Chromatin organization & dynamics (Dr. Remus Dame)
Bacterial chromosomal DNA is not confined to an envelope-enclosed organelle such as the nucleus in eukaryotes, yet the volume it occupies has to be reduced below that of the cell. An unconstrained chromosomal DNA molecule of 1.6 mm as found in E. coli would form a random coil with a volume of ~200 μm3.
Due to the action of a number of factors a DNA molecule of this size can nevertheless be fit into a cell that is only 2 μm long and 1 μm wide. These factors include macromolecular crowding (yielding a phase separation between cytoplasm and DNA) and DNA supercoiling.
Our primary interest is the role that a group of small architectural proteins (called nucleoid-associated proteins - NAP's) plays in organizing and compacting the bacterial chromosomal DNA. These proteins can be divided into two main groups based on their mode of action: bridgers and benders.
DNA bridging proteins (H-NS, StpA, Lrp, SMC proteins) usually have a multimeric structure with multiple DNA binding domains, providing a means to interact with two DNA duplexes simultaneously. We have investigated the activity of H-NS like proteins as organizers of bacterial chromatin and the structural basis of repression mechanisms. SMC proteins are much larger in size when compared to the other NAP's and presumable act by enclosing multiple DNA duplexes rather than by directly interacting with the DNA.
DNA bending proteins (HU, IHF, Fis) bind DNA either at specific or non-specific sites and in doing so distort it. The bending by these proteins amounts 50-90 (in the case of Fis) and up to ~180 degrees (in the case of HU and IHF). Both bridging and bending yield compaction and aid in the organization of the chromosomal DNA. Interestingly both HU and Fis have an alternative 'binding mode' in which they form filaments around DNA.

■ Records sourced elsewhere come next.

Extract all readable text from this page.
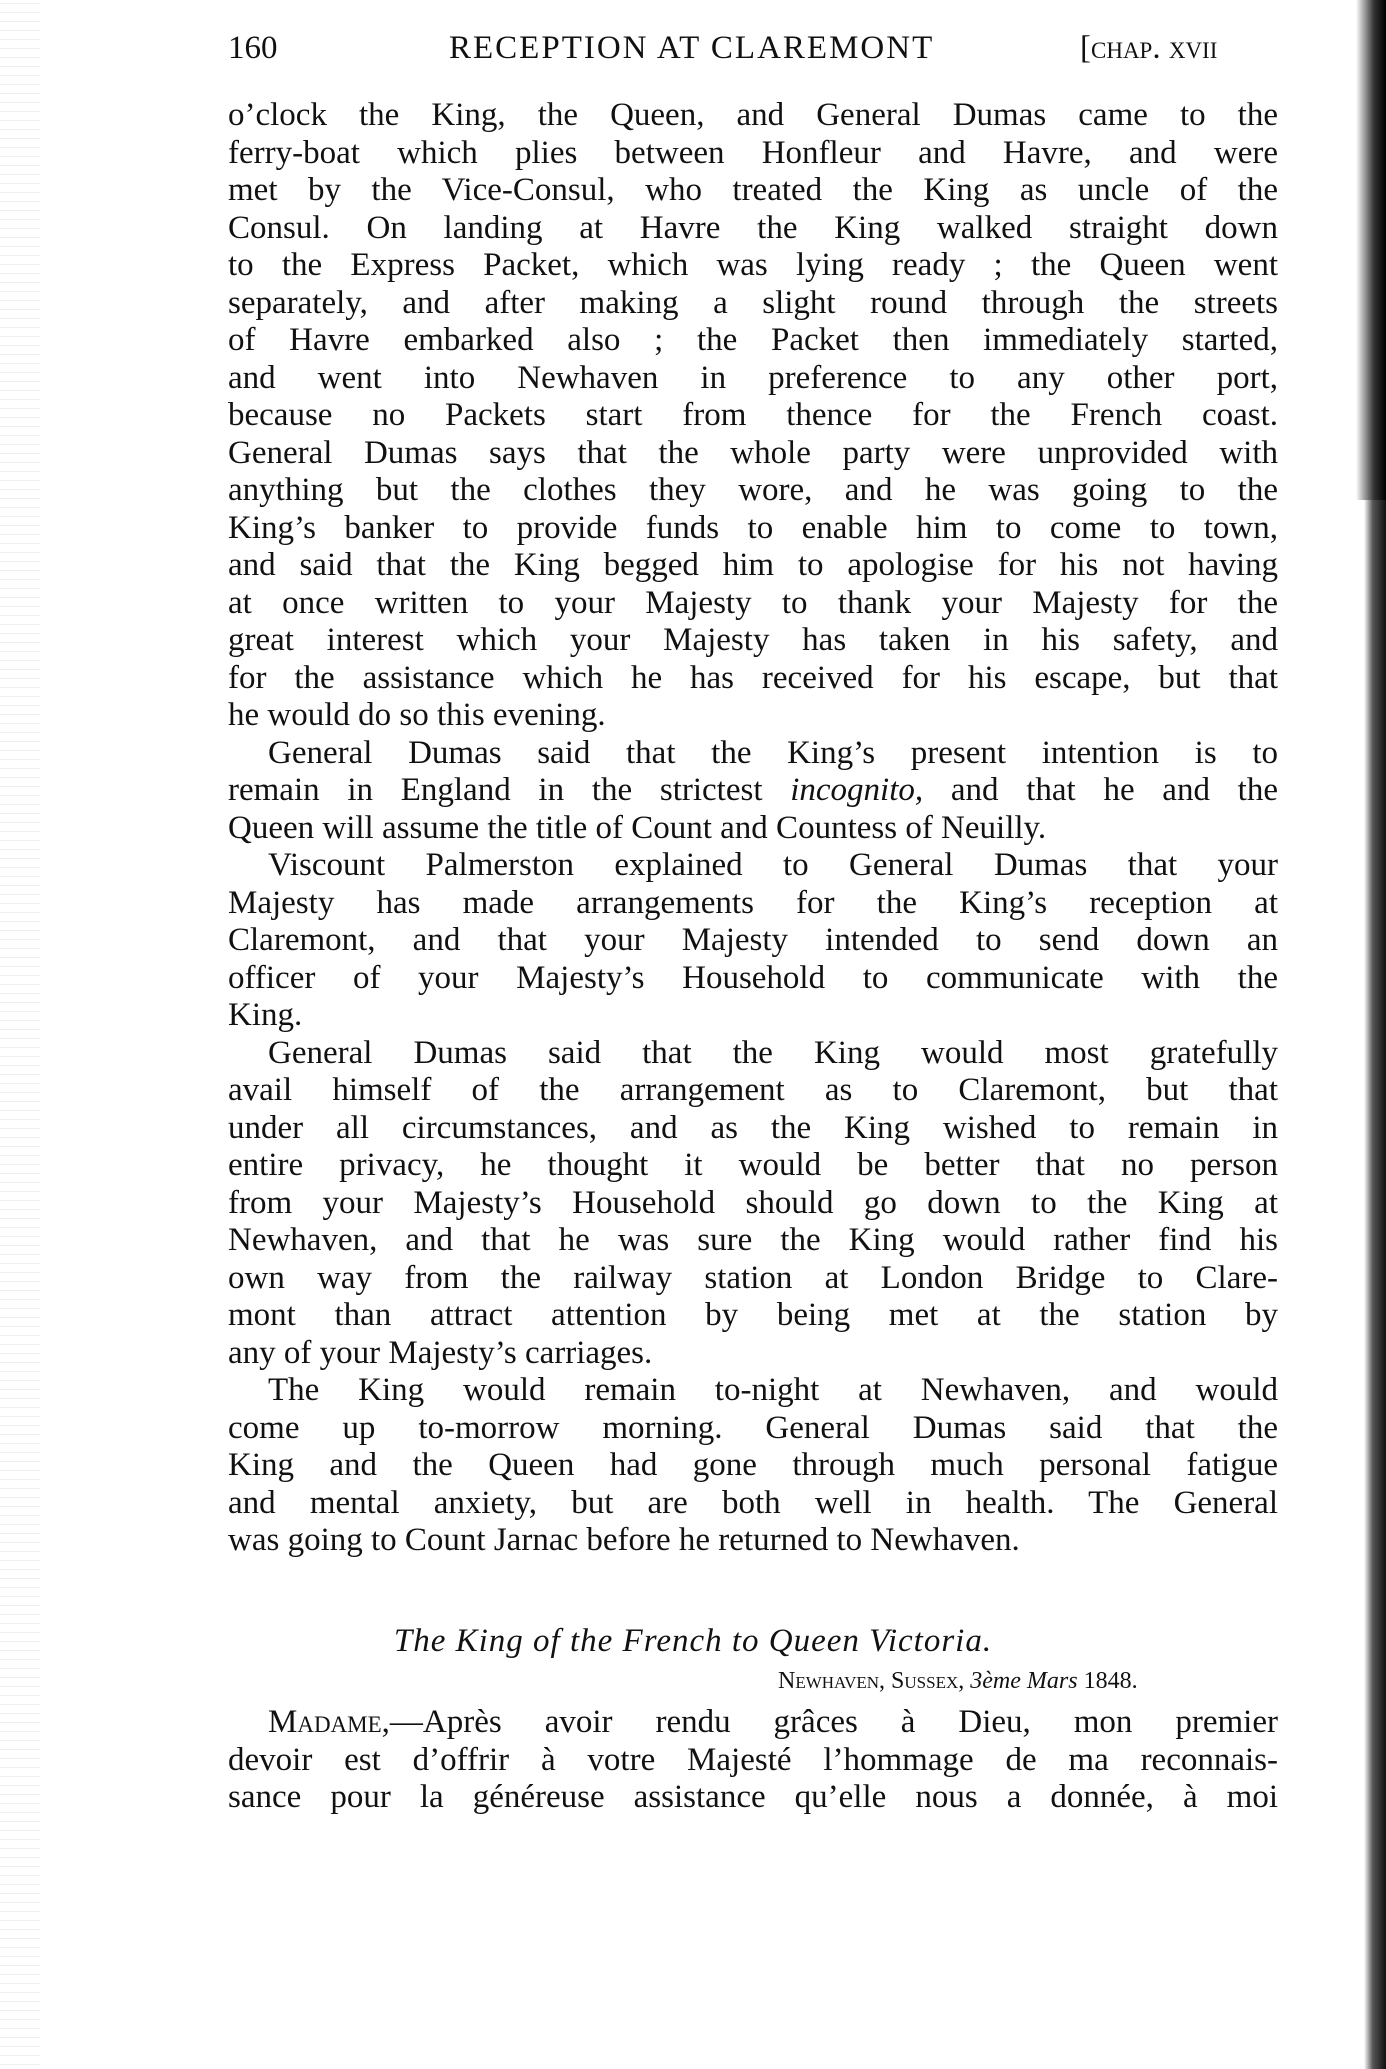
160	RECEPTION AT CLAREMONT	[chap. xvii
o’clock the King, the Queen, and General Dumas came to the
ferry-boat which plies between Honfleur and Havre, and were
met by the Vice-Consul, who treated the King as uncle of the
Consul. On landing at Havre the King walked straight down
to the Express Packet, which was lying ready ; the Queen went
separately, and after making a slight round through the streets
of Havre embarked also ; the Packet then immediately started,
and went into Newhaven in preference to any other port,
because no Packets start from thence for the French coast.
General Dumas says that the whole party were unprovided with
anything but the clothes they wore, and he was going to the
King’s banker to provide funds to enable him to come to town,
and said that the King begged him to apologise for his not having
at once written to your Majesty to thank your Majesty for the
great interest which your Majesty has taken in his safety, and
for the assistance which he has received for his escape, but that
he would do so this evening.
General Dumas said that the King’s present intention is to
remain in England in the strictest incognito, and that he and the
Queen will assume the title of Count and Countess of Neuilly.
Viscount Palmerston explained to General Dumas that your
Majesty has made arrangements for the King’s reception at
Claremont, and that your Majesty intended to send down an
officer of your Majesty’s Household to communicate with the
King.
General Dumas said that the King would most gratefully
avail himself of the arrangement as to Claremont, but that
under all circumstances, and as the King wished to remain in
entire privacy, he thought it would be better that no person
from your Majesty’s Household should go down to the King at
Newhaven, and that he was sure the King would rather find his
own way from the railway station at London Bridge to Clare-
mont than attract attention by being met at the station by
any of your Majesty’s carriages.
The King would remain to-night at Newhaven, and would
come up to-morrow morning. General Dumas said that the
King and the Queen had gone through much personal fatigue
and mental anxiety, but are both well in health. The General
was going to Count Jarnac before he returned to Newhaven.
The King of the French to Queen Victoria.
Newhaven, Sussex, 3ème Mars 1848.
Madame,—Après avoir rendu grâces à Dieu, mon premier
devoir est d’offrir à votre Majesté l’hommage de ma reconnais-
sance pour la généreuse assistance qu’elle nous a donnée, à moi
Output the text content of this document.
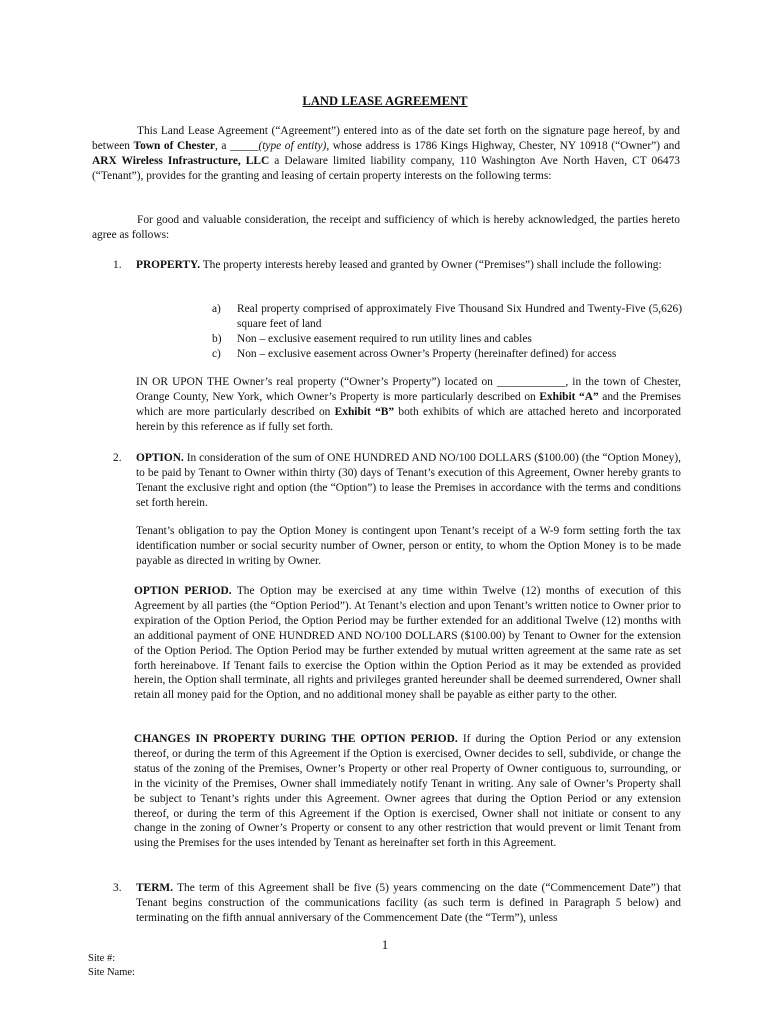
LAND LEASE AGREEMENT

This Land Lease Agreement (“Agreement”) entered into as of the date set forth on the signature page hereof, by and between Town of Chester, a _____(type of entity), whose address is 1786 Kings Highway, Chester, NY 10918 (“Owner”) and ARX Wireless Infrastructure, LLC a Delaware limited liability company, 110 Washington Ave North Haven, CT 06473 (“Tenant”), provides for the granting and leasing of certain property interests on the following terms:

For good and valuable consideration, the receipt and sufficiency of which is hereby acknowledged, the parties hereto agree as follows:

1. PROPERTY. The property interests hereby leased and granted by Owner (“Premises”) shall include the following:

a) Real property comprised of approximately Five Thousand Six Hundred and Twenty-Five (5,626) square feet of land
b) Non – exclusive easement required to run utility lines and cables
c) Non – exclusive easement across Owner’s Property (hereinafter defined) for access

IN OR UPON THE Owner’s real property (“Owner’s Property”) located on ____________, in the town of Chester, Orange County, New York, which Owner’s Property is more particularly described on Exhibit “A” and the Premises which are more particularly described on Exhibit “B” both exhibits of which are attached hereto and incorporated herein by this reference as if fully set forth.

2. OPTION. In consideration of the sum of ONE HUNDRED AND NO/100 DOLLARS ($100.00) (the “Option Money), to be paid by Tenant to Owner within thirty (30) days of Tenant’s execution of this Agreement, Owner hereby grants to Tenant the exclusive right and option (the “Option”) to lease the Premises in accordance with the terms and conditions set forth herein.

Tenant’s obligation to pay the Option Money is contingent upon Tenant’s receipt of a W-9 form setting forth the tax identification number or social security number of Owner, person or entity, to whom the Option Money is to be made payable as directed in writing by Owner.

OPTION PERIOD. The Option may be exercised at any time within Twelve (12) months of execution of this Agreement by all parties (the “Option Period”). At Tenant’s election and upon Tenant’s written notice to Owner prior to expiration of the Option Period, the Option Period may be further extended for an additional Twelve (12) months with an additional payment of ONE HUNDRED AND NO/100 DOLLARS ($100.00) by Tenant to Owner for the extension of the Option Period. The Option Period may be further extended by mutual written agreement at the same rate as set forth hereinabove. If Tenant fails to exercise the Option within the Option Period as it may be extended as provided herein, the Option shall terminate, all rights and privileges granted hereunder shall be deemed surrendered, Owner shall retain all money paid for the Option, and no additional money shall be payable as either party to the other.

CHANGES IN PROPERTY DURING THE OPTION PERIOD. If during the Option Period or any extension thereof, or during the term of this Agreement if the Option is exercised, Owner decides to sell, subdivide, or change the status of the zoning of the Premises, Owner’s Property or other real Property of Owner contiguous to, surrounding, or in the vicinity of the Premises, Owner shall immediately notify Tenant in writing. Any sale of Owner’s Property shall be subject to Tenant’s rights under this Agreement. Owner agrees that during the Option Period or any extension thereof, or during the term of this Agreement if the Option is exercised, Owner shall not initiate or consent to any change in the zoning of Owner’s Property or consent to any other restriction that would prevent or limit Tenant from using the Premises for the uses intended by Tenant as hereinafter set forth in this Agreement.

3. TERM. The term of this Agreement shall be five (5) years commencing on the date (“Commencement Date”) that Tenant begins construction of the communications facility (as such term is defined in Paragraph 5 below) and terminating on the fifth annual anniversary of the Commencement Date (the “Term”), unless

1
Site #:
Site Name:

Most of these proteins do not just play a role as organizers of bacterial chromatin, but also act as regulators of transcription. For instance, IHF and Fis act as direct activators of transcription by binding at specific sites upstream of the promoter. Similarly, H-NS directly represses transcription by binding preferentially at A/T-rich/flexible regions found close to H-NS sensitive promoters. Besides such direct effects, transcription of a large set of genes is regulated indirectly by opposing the effects of a second NAP. For instance, many genes repressed by H-NS, are specifically de-repressed by IHF, HU or Fis. The latter set of proteins is expressed differently during different phases of growth, which allows different subsets of genes to be de-repressed. Since these proteins act both at specific sites and non-specific sites, their differences in expression probably also give rise to differences in global genome organisation that indirectly affect transcription levels from a substantial number of additional genes.